Römisch-Katholische Kirche

(3) Die Römisch-Katholische Kirche ist seit der Zeit des Zweiten Vatikanischen Konzils (1962 – 65) auf internationaler und auf nationaler Ebene an zahlreichen ökumenischen Gesprächen beteiligt. Die Gesamtheit dieser Ereignisse zu überschauen, ist selbst Fachleuten kaum noch möglich. Eine sehr gute Hilfe für das Eigenstudium der wichtigsten Texte ist die Quellensammlung „Dokumente wachsender Übereinstimmung“ (DwÜ), in der sämtliche Berichte und Konsenstexte interkonfessioneller Gespräche auf Weltebene im Wortlaut dokumentiert sind. Ausführliche Register ermöglichen eine erste Orientierung in einzelnen Themenbereichen. Bisher sind drei Bände erschienen; die Sammlung wird fortgesetzt (DwÜ 1 – 3). Die Katholische Kirche hat sich in die Ökumenische Bewegung nicht nur einbeziehen lassen, sondern wurde selbst ein wichtiger Förderer von deren Anliegen. Dem „Dekret über den Ökumenismus“ des Zweiten Vatikanischen Konzils (welches entsprechend den lateinischen Anfangsworten dieses Dokumentes unter dem Titel „Unitatis Redintegratio“ – „Wiederherstellung der Einheit“ zitiert wird (UR)) sind wegweisende Einsichten zu entnehmen: Ökumenische Begegnungen werden nur dann weiterführend sein, wenn sie im Geist der Wahrheitsliebe geschehen und den Gesprächspartnern in deren Selbstsicht gerecht werden.
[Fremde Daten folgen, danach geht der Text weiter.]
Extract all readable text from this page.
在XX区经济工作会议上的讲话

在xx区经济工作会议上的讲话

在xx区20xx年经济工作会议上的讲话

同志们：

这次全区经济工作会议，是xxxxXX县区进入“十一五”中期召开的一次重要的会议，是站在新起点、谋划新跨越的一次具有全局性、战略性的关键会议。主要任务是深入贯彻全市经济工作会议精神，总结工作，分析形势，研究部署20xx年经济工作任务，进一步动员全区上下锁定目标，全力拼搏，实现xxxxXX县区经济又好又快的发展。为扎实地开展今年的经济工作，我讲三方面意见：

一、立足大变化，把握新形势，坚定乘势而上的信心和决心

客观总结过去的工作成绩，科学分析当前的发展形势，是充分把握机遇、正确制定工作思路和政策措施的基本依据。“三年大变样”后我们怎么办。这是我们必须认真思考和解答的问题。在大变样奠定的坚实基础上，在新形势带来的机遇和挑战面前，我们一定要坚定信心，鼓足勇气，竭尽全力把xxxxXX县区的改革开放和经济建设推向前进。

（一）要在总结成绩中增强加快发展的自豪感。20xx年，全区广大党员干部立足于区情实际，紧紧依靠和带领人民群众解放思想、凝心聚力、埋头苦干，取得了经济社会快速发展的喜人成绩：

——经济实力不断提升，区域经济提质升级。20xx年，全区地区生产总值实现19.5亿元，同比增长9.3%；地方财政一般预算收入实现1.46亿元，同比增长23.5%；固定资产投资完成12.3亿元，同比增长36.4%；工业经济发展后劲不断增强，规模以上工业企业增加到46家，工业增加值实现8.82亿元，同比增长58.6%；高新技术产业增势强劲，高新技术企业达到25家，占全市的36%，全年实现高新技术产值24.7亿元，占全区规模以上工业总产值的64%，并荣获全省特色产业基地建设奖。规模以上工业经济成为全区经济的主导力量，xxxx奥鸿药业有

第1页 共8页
Manche Hürden – Unterschiede etwa in der theologischen Sprache und Begrifflichkeit – können im wechselseitigen Einverständnis überwunden werden. Die Atmosphäre in den Gesprächen wirkt sich auf die Ergebnisse aus. Lernbereitschaft und Neugierde aufeinander soll für alle spürbar werden. Sachkundige Menschen sollen die Gespräche führen. Das gemeinsame Ziel, die Einheit der christlichen Glaubensgemeinschaften, soll das Handeln bestimmen. Demut, Umkehrbereitschaft und Einsicht in eigene Grenzen könnten Kennzeichen dieser grundlegend geistlichen Sicht der Dialogökumene sein. Bis heute ist das gemeinsame Gebet eine sprudelnde geistliche Quelle, aus der Kommissionen auch in schweren Zeiten Zuversicht schöpfen können.
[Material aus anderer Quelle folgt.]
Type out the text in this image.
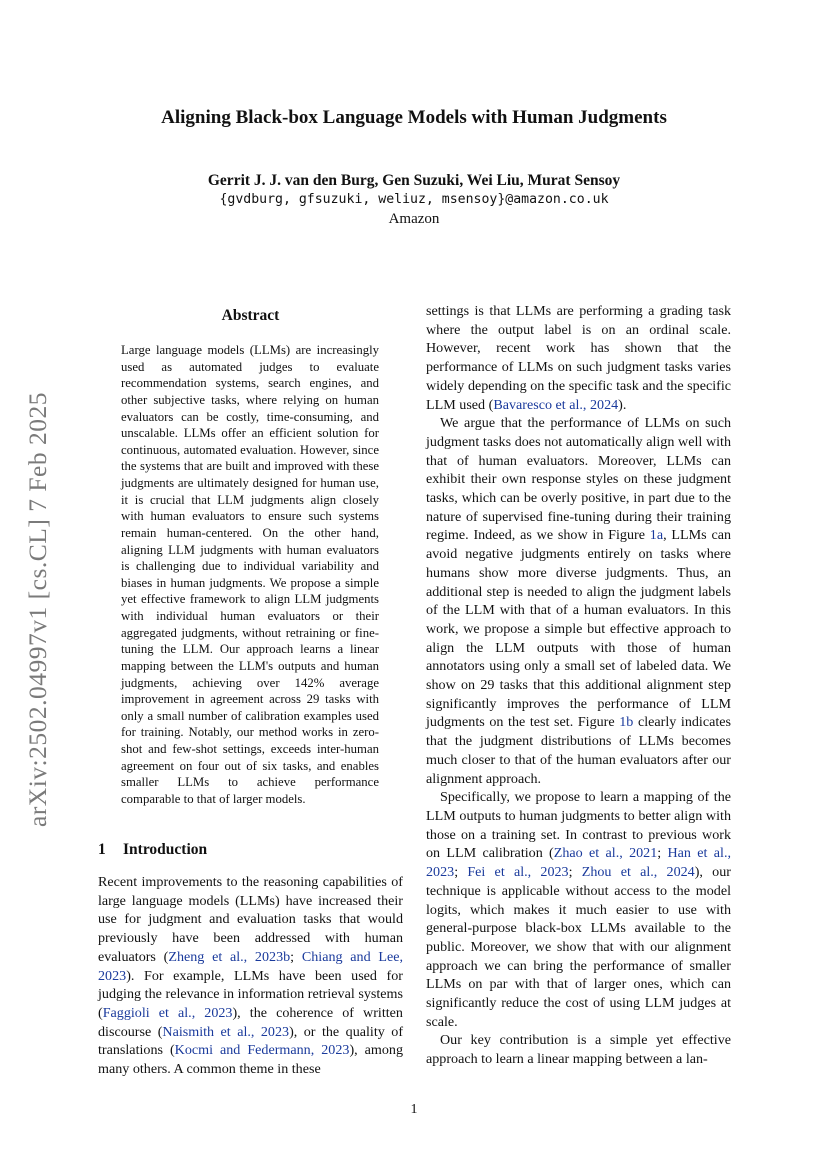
arXiv:2502.04997v1 [cs.CL] 7 Feb 2025
Aligning Black-box Language Models with Human Judgments
Gerrit J. J. van den Burg, Gen Suzuki, Wei Liu, Murat Sensoy
{gvdburg, gfsuzuki, weliuz, msensoy}@amazon.co.uk
Amazon
Abstract

Large language models (LLMs) are increasingly used as automated judges to evaluate recommendation systems, search engines, and other subjective tasks, where relying on human evaluators can be costly, time-consuming, and unscalable. LLMs offer an efficient solution for continuous, automated evaluation. However, since the systems that are built and improved with these judgments are ultimately designed for human use, it is crucial that LLM judgments align closely with human evaluators to ensure such systems remain human-centered. On the other hand, aligning LLM judgments with human evaluators is challenging due to individual variability and biases in human judgments. We propose a simple yet effective framework to align LLM judgments with individual human evaluators or their aggregated judgments, without retraining or fine-tuning the LLM. Our approach learns a linear mapping between the LLM's outputs and human judgments, achieving over 142% average improvement in agreement across 29 tasks with only a small number of calibration examples used for training. Notably, our method works in zero-shot and few-shot settings, exceeds inter-human agreement on four out of six tasks, and enables smaller LLMs to achieve performance comparable to that of larger models.

1 Introduction

Recent improvements to the reasoning capabilities of large language models (LLMs) have increased their use for judgment and evaluation tasks that would previously have been addressed with human evaluators (Zheng et al., 2023b; Chiang and Lee, 2023). For example, LLMs have been used for judging the relevance in information retrieval systems (Faggioli et al., 2023), the coherence of written discourse (Naismith et al., 2023), or the quality of translations (Kocmi and Federmann, 2023), among many others. A common theme in these

settings is that LLMs are performing a grading task where the output label is on an ordinal scale. However, recent work has shown that the performance of LLMs on such judgment tasks varies widely depending on the specific task and the specific LLM used (Bavaresco et al., 2024).

We argue that the performance of LLMs on such judgment tasks does not automatically align well with that of human evaluators. Moreover, LLMs can exhibit their own response styles on these judgment tasks, which can be overly positive, in part due to the nature of supervised fine-tuning during their training regime. Indeed, as we show in Figure 1a, LLMs can avoid negative judgments entirely on tasks where humans show more diverse judgments. Thus, an additional step is needed to align the judgment labels of the LLM with that of a human evaluators. In this work, we propose a simple but effective approach to align the LLM outputs with those of human annotators using only a small set of labeled data. We show on 29 tasks that this additional alignment step significantly improves the performance of LLM judgments on the test set. Figure 1b clearly indicates that the judgment distributions of LLMs becomes much closer to that of the human evaluators after our alignment approach.

Specifically, we propose to learn a mapping of the LLM outputs to human judgments to better align with those on a training set. In contrast to previous work on LLM calibration (Zhao et al., 2021; Han et al., 2023; Fei et al., 2023; Zhou et al., 2024), our technique is applicable without access to the model logits, which makes it much easier to use with general-purpose black-box LLMs available to the public. Moreover, we show that with our alignment approach we can bring the performance of smaller LLMs on par with that of larger ones, which can significantly reduce the cost of using LLM judges at scale.

Our key contribution is a simple yet effective approach to learn a linear mapping between a lan-

1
Die Römisch-Katholische Kirche hat sich nach dem Zweiten Vatikanischen Konzil entschlossen, vor allem bilaterale ökumenische Gespräche zu führen: Internationale Zweiergespräche mit allen christlichen Traditionen jeweils über jene Themen, die als trennend gelten und wirken. Darüber hinaus aber hat sie sich auch in den Prozess der multilateralen Ökumenischen Bewegung einbinden lassen. Sie ist Mitglied in einer sehr traditionsreichen und verdienstvollen Untergruppe des weltweiten Ökumenischen Rats der Kirchen, die sich lange Zeit vor allem mit den systematisch-theologischen ökumenischen Kontroversen befasst hat: der Bewegung für Glauben und Kirchenverfassung (Faith and Order).